A complication for Measure M

Whether Measure M, the county library system’s one-eighth-cent sales tax measure, is bound for victory or defeat next month, the libraries will still have some issues to sort out when it comes to finances.

That’s because there is a statewide cap in place on the amount of sales tax that can be imposed in a given jurisdiction. And Measure M, the Library Improvement Act, contains a provision requiring that the state Legislature raise that cap before money can be collected.

As a result, even if Measure M garners the two-thirds vote it needs to pass, “We won’t be able to collect the tax,” said library commissioner Joanne Sanders, a former Sonoma council member.

At least, not until legislators in Sacramento raise Sonoma County’s sales tax cap “by at least the amount of tax imposed by this ordinance,” as Measure M states in its language.

A curious aspect of the provision is that no part of Sonoma County is so close to the limit that Measure M’s .125 percent hike would have

exceeded it.

California Revenue and Taxation Code Section 7251.1 states that the combined sales tax rate in a county or jurisdiction may not be 2 percent higher than the state tax rate of 7.5 percent – an effective cap of 9.5 percent.

According to the state Board of Equalization, Cotati currently has the highest sales tax rate in Sonoma County at 9.25 percent – still within the bounds of a Measure M tax hike. (By comparison, Sonoma’s sales tax rate is 8.75 percent, as is Santa Rosa’s, Healdsburg’s and Rohnert Park’s.
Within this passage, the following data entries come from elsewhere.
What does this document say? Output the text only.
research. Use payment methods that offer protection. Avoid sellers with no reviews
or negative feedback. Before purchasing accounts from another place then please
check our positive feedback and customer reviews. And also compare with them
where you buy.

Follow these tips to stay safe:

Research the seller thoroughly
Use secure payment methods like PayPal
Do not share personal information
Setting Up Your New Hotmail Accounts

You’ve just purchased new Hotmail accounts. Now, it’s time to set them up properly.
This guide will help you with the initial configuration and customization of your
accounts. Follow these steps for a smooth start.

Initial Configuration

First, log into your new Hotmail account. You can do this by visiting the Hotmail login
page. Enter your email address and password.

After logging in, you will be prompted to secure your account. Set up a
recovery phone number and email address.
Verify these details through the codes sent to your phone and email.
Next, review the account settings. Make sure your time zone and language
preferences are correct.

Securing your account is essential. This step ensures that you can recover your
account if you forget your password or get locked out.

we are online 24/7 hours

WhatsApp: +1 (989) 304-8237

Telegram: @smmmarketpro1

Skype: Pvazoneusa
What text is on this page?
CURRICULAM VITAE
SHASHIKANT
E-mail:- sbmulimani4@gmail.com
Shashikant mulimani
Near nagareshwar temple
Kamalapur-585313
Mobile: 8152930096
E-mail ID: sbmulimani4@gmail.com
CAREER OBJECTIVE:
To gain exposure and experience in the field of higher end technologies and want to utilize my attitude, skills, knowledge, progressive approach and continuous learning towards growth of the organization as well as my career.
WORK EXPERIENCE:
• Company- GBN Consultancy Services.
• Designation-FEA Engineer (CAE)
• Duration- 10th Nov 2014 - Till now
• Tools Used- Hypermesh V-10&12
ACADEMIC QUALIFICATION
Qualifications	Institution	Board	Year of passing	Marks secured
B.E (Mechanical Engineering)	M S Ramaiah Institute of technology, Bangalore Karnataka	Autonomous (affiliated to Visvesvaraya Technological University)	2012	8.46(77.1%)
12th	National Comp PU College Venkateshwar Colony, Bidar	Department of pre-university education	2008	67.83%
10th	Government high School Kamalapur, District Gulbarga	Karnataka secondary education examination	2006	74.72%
Petaluma’s current sales tax rate is 8.25 percent.)

But as Sonoma County Library system director Brett Lear explained, when the Board of Supervisors put Measure M on the ballot, its members inserted the provision because they also were planning to add another quarter-cent sales tax for road improvements.

That would have potentially increased Cotati’s tax rate to 9.625 percent.
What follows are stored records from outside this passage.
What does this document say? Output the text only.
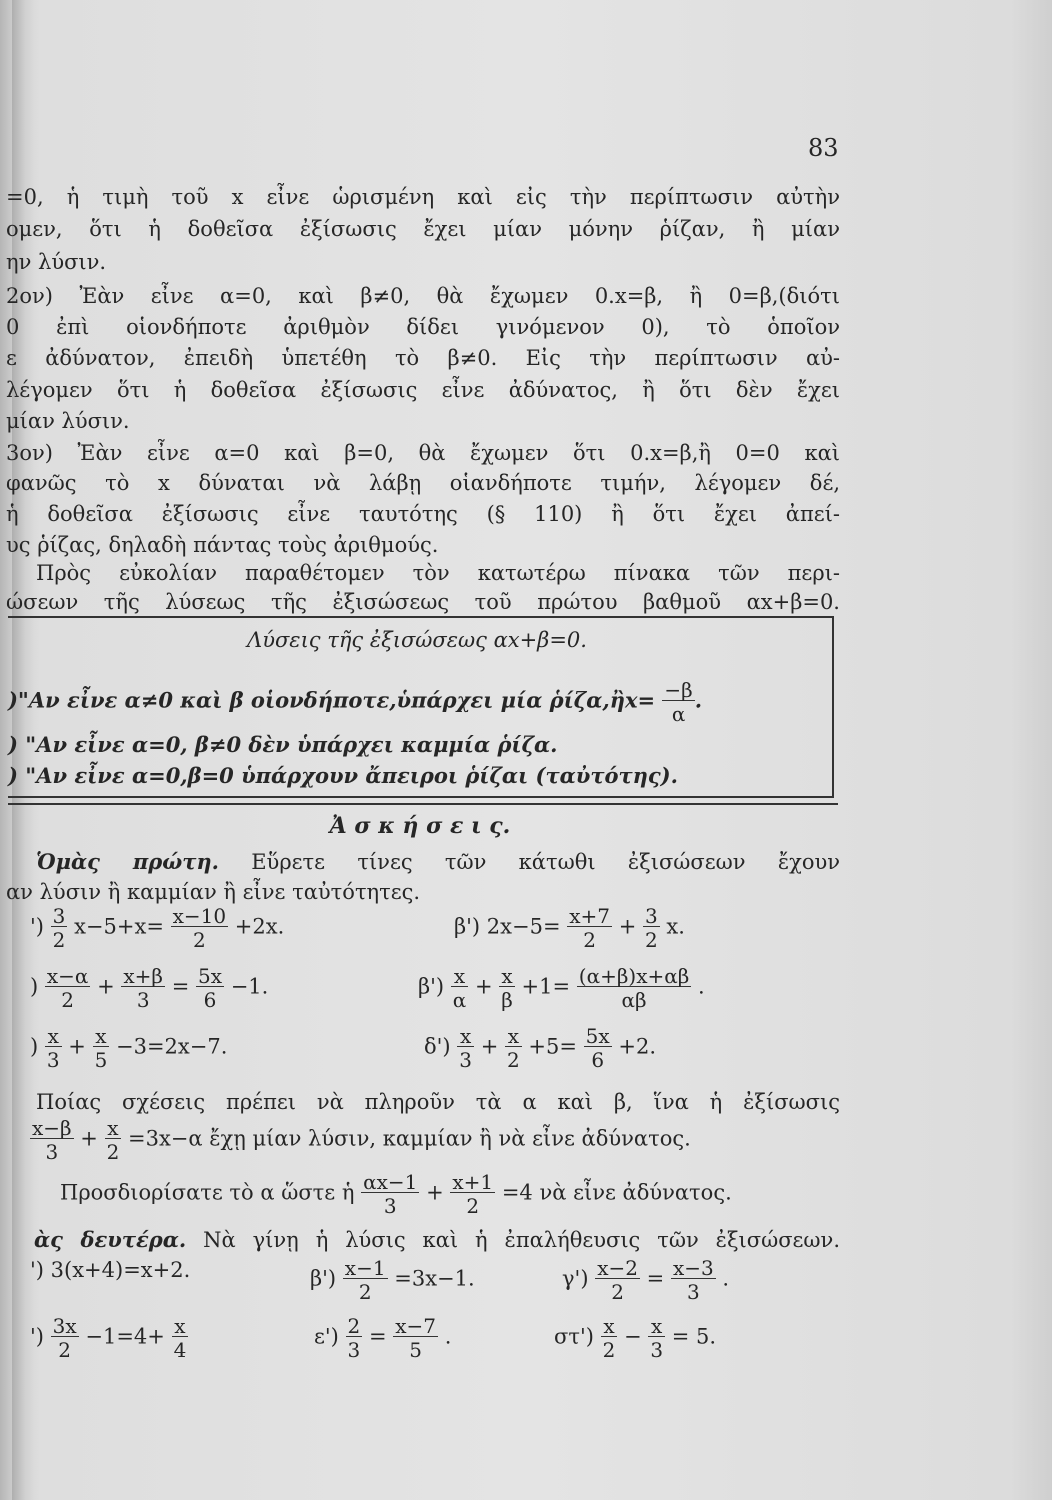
83
=0, ἡ τιμὴ τοῦ x εἶνε ὡρισμένη καὶ εἰς τὴν περίπτωσιν αὐτὴν
ομεν, ὅτι ἡ δοθεῖσα ἐξίσωσις ἔχει μίαν μόνην ῥίζαν, ἢ μίαν
ην λύσιν.
2ον) Ἐὰν εἶνε α=0, καὶ β≠0, θὰ ἔχωμεν 0.x=β, ἢ 0=β,(διότι
0 ἐπὶ οἱονδήποτε ἀριθμὸν δίδει γινόμενον 0), τὸ ὁποῖον
ε ἀδύνατον, ἐπειδὴ ὑπετέθη τὸ β≠0. Εἰς τὴν περίπτωσιν αὐ-
λέγομεν ὅτι ἡ δοθεῖσα ἐξίσωσις εἶνε ἀδύνατος, ἢ ὅτι δὲν ἔχει
μίαν λύσιν.
3ον) Ἐὰν εἶνε α=0 καὶ β=0, θὰ ἔχωμεν ὅτι 0.x=β,ἢ 0=0 καὶ
φανῶς τὸ x δύναται νὰ λάβῃ οἱανδήποτε τιμήν, λέγομεν δέ,
ἡ δοθεῖσα ἐξίσωσις εἶνε ταυτότης (§ 110) ἢ ὅτι ἔχει ἀπεί-
υς ῥίζας, δηλαδὴ πάντας τοὺς ἀριθμούς.
Πρὸς εὐκολίαν παραθέτομεν τὸν κατωτέρω πίνακα τῶν περι-
ώσεων τῆς λύσεως τῆς ἐξισώσεως τοῦ πρώτου βαθμοῦ αx+β=0.
Λύσεις τῆς ἐξισώσεως αx+β=0.
)"Αν εἶνε α≠0 καὶ β οἱονδήποτε,ὑπάρχει μία ῥίζα,ἢx= $\frac{-\beta}{\alpha}$ .
) "Αν εἶνε α=0, β≠0 δὲν ὑπάρχει καμμία ῥίζα.
) "Αν εἶνε α=0,β=0 ὑπάρχουν ἄπειροι ῥίζαι (ταὐτότης).
Ἀ σ κ ή σ ε ι ς.
Ὁμὰς πρώτη. Εὕρετε τίνες τῶν κάτωθι ἐξισώσεων ἔχουν
αν λύσιν ἢ καμμίαν ἢ εἶνε ταὐτότητες.
') $\frac{3}{2} x-5+x= \frac{x-10}{2} +2x$.	β') $2x-5= \frac{x+7}{2} + \frac{3}{2} x$.
) $\frac{x-\alpha}{2} + \frac{x+\beta}{3} = \frac{5x}{6} -1$.	$\beta') \frac{x}{\alpha} + \frac{x}{\beta} +1= \frac{(\alpha+\beta)x+\alpha\beta}{\alpha\beta}$ .
) $\frac{x}{3} + \frac{x}{5} -3=2x-7$.	$\delta') \frac{x}{3} + \frac{x}{2} +5= \frac{5x}{6} +2$.
Ποίας σχέσεις πρέπει νὰ πληροῦν τὰ α καὶ β, ἵνα ἡ ἐξίσωσις
$\frac{x-\beta}{3} + \frac{x}{2} =3x-\alpha$ ἔχῃ μίαν λύσιν, καμμίαν ἢ νὰ εἶνε ἀδύνατος.
Προσδιορίσατε τὸ α ὥστε ἡ $\frac{\alpha x-1}{3} + \frac{x+1}{2} =4$ νὰ εἶνε ἀδύνατος.
ὰς δευτέρα. Νὰ γίνῃ ἡ λύσις καὶ ἡ ἐπαλήθευσις τῶν ἐξισώσεων.
') 3(x+4)=x+2.	$\beta') \frac{x-1}{2} =3x-1$.	$\gamma') \frac{x-2}{2} = \frac{x-3}{3}$ .
') $\frac{3x}{2} -1=4+ \frac{x}{4}$	$\varepsilon') \frac{2}{3} = \frac{x-7}{5}$ .	$\sigma\tau') \frac{x}{2} - \frac{x}{3} = 5$.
At the time, “They knew that if both passed, they might not collect revenue for one or the other throughout the county,” Lear said.

Supervisors later changed their mind about the quarter-cent tax, putting it off until a future election.

But by then the Library Improvement Act contained the provision requiring state legislators to raise the cap.

Lear said county leaders still intend to get the sales tax cap lifted, adding, “The county Board of Supervisors is actively working with the state Legislature to get that done.”

According to Sanders, “Those wheels started to turn when this tax was being contemplated by the county and the Sonoma County Library Commission. But we ran out of time with the Legislature” during its last session. She and Lear both believed that Sacramento would be successful in raising the cap during the next legislative session.

Lear added that the library system could use its “modest amount of reserves … while we wait for the cap to be lifted.”

He also noted that the 10-year limit on the tax won’t begin until after taxes start to be collected. “If we don’t start getting the money until, say, March of next year, the 10-year clock starts ticking then. … The voters will get 10 years of enhanced library services regardless.”

Measure M would generate an estimated $8 million to $10 million per year over 10 years. It is intended to restore library hours by supplementing the system’s current revenue stream of 22.5 cents per every $1,000 in assessed property tax value per year.

Locally, however, some library branches have their own forms of revenue – and in this regard none in Sonoma County is better off than the Sonoma Valley branch.

That point was driven home again last month after the library branch received an unexpected gift from the estate of Jane Kunde for $700,000.

The money was essentially Kunde’s IRA, Sanders said. A member of the family that owns Kunde Estate Winery and Vineyards in Kenwood, Jane Kunde was well-known as a devoted library volunteer, commissioner and supporter.

Sanders said the latest windfall was “not unprecedented,” and could be spent only on improvements to the Sonoma Valley branch on Napa Street.

“It could be for a special reading area, a reading room, it could be for a special (book) collection, it could be for the building maintenance,” she said.